Growth Models Under Uniform Catastrophes
Joan Amaya, Valdivino V. Junior, Fábio P. Machado, Alejandro Roldán-Correa
TL;DR
We address persistence of colonies facing uniform catastrophes by formulating three growth models: no dispersion, dispersion with spatial restrictions, and dispersion without spatial restrictions, with growth at rate λ and catastrophes at rate 1. The main method derives explicit survivor distributions via the Lerch transcendent, exact extinction criteria on trees, and closed-form or integral expressions for mean extinction times, plus a comparison with geometric and binomial catastrophe types. The results show that dispersion substantially enhances persistence, yielding clear survival conditions and finite extinction times, while the uniform catastrophe model becomes vanishingly unlikely to persist in the no-dispersion case; with dispersion, survival hinges on λ and the spatial structure, with thresholds converging to 2 as the environment becomes unconstrained. These findings provide rigorous thresholds for population persistence under different catastrophe regimes and quantify the benefits of spreading to new colonies as a resilience strategy.
Abstract
We consider stochastic growth models for populations organized in colonies and subject to uniform catastrophes.

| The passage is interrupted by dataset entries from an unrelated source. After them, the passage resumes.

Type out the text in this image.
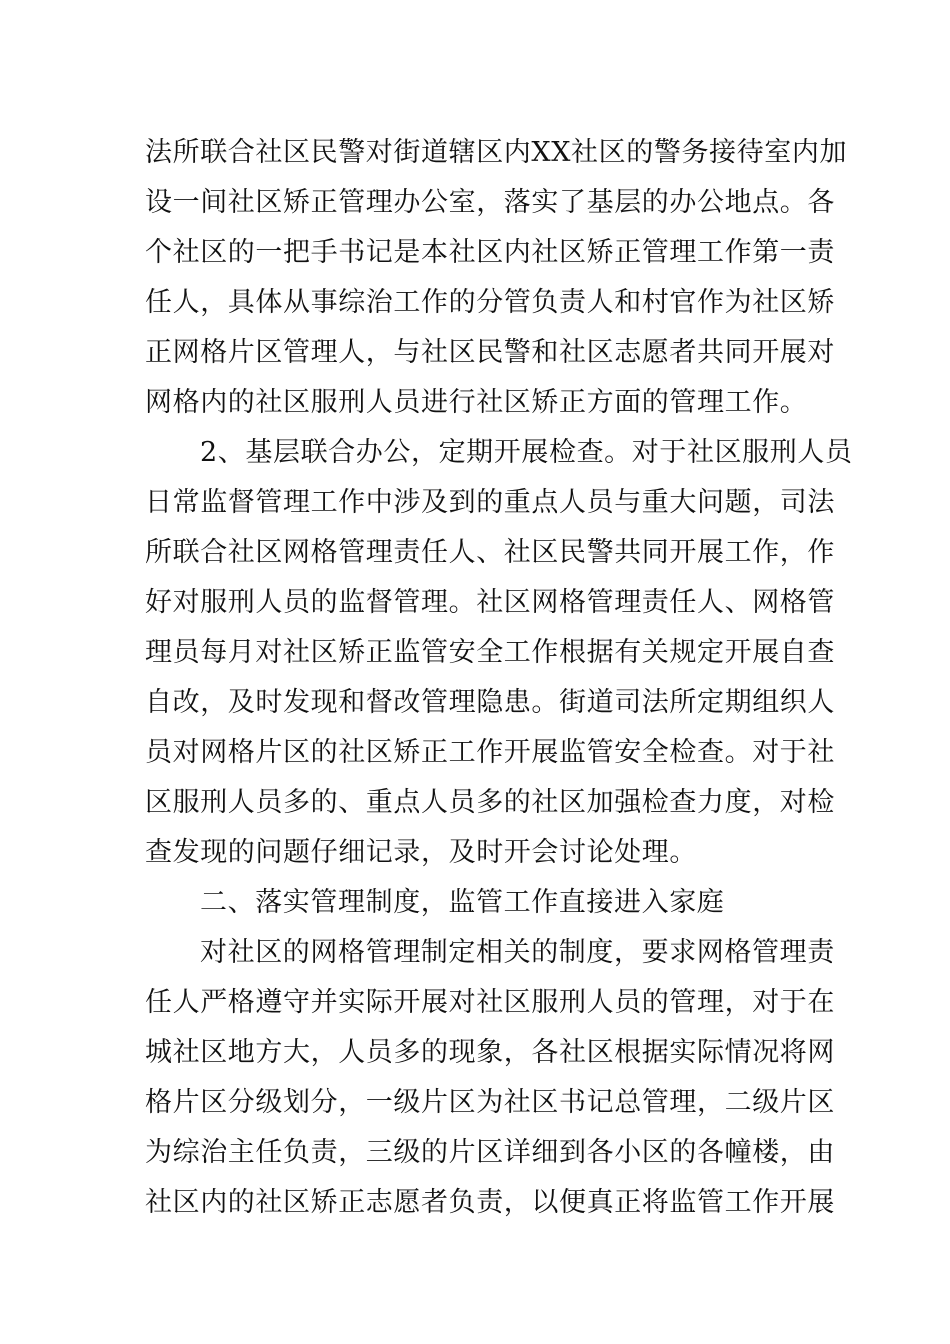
法所联合社区民警对街道辖区内XX社区的警务接待室内加
设一间社区矫正管理办公室，落实了基层的办公地点。各
个社区的一把手书记是本社区内社区矫正管理工作第一责
任人，具体从事综治工作的分管负责人和村官作为社区矫
正网格片区管理人，与社区民警和社区志愿者共同开展对
网格内的社区服刑人员进行社区矫正方面的管理工作。
2、基层联合办公，定期开展检查。对于社区服刑人员
日常监督管理工作中涉及到的重点人员与重大问题，司法
所联合社区网格管理责任人、社区民警共同开展工作，作
好对服刑人员的监督管理。社区网格管理责任人、网格管
理员每月对社区矫正监管安全工作根据有关规定开展自查
自改，及时发现和督改管理隐患。街道司法所定期组织人
员对网格片区的社区矫正工作开展监管安全检查。对于社
区服刑人员多的、重点人员多的社区加强检查力度，对检
查发现的问题仔细记录，及时开会讨论处理。
二、落实管理制度，监管工作直接进入家庭
对社区的网格管理制定相关的制度，要求网格管理责
任人严格遵守并实际开展对社区服刑人员的管理，对于在
城社区地方大，人员多的现象，各社区根据实际情况将网
格片区分级划分，一级片区为社区书记总管理，二级片区
为综治主任负责，三级的片区详细到各小区的各幢楼，由
社区内的社区矫正志愿者负责，以便真正将监管工作开展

To assess population viability, we analyze scenarios in which individuals adopt dispersion strategies after catastrophic events. For these models, we derive explicit expressions for the survival probability and the mean time to extinction, both with and without spatial constraints. In addition, we complement this analysis by comparing uniform catastrophes with binomial and geometric catastrophes in models with dispersion and no spatial restrictions. Here, the terms uniform, binomial and geometric refer to the probability distributions governing the number of individuals that survive immediately after a catastrophe. This comparison allows us to quantify the impact of different types of catastrophic events on population persistence.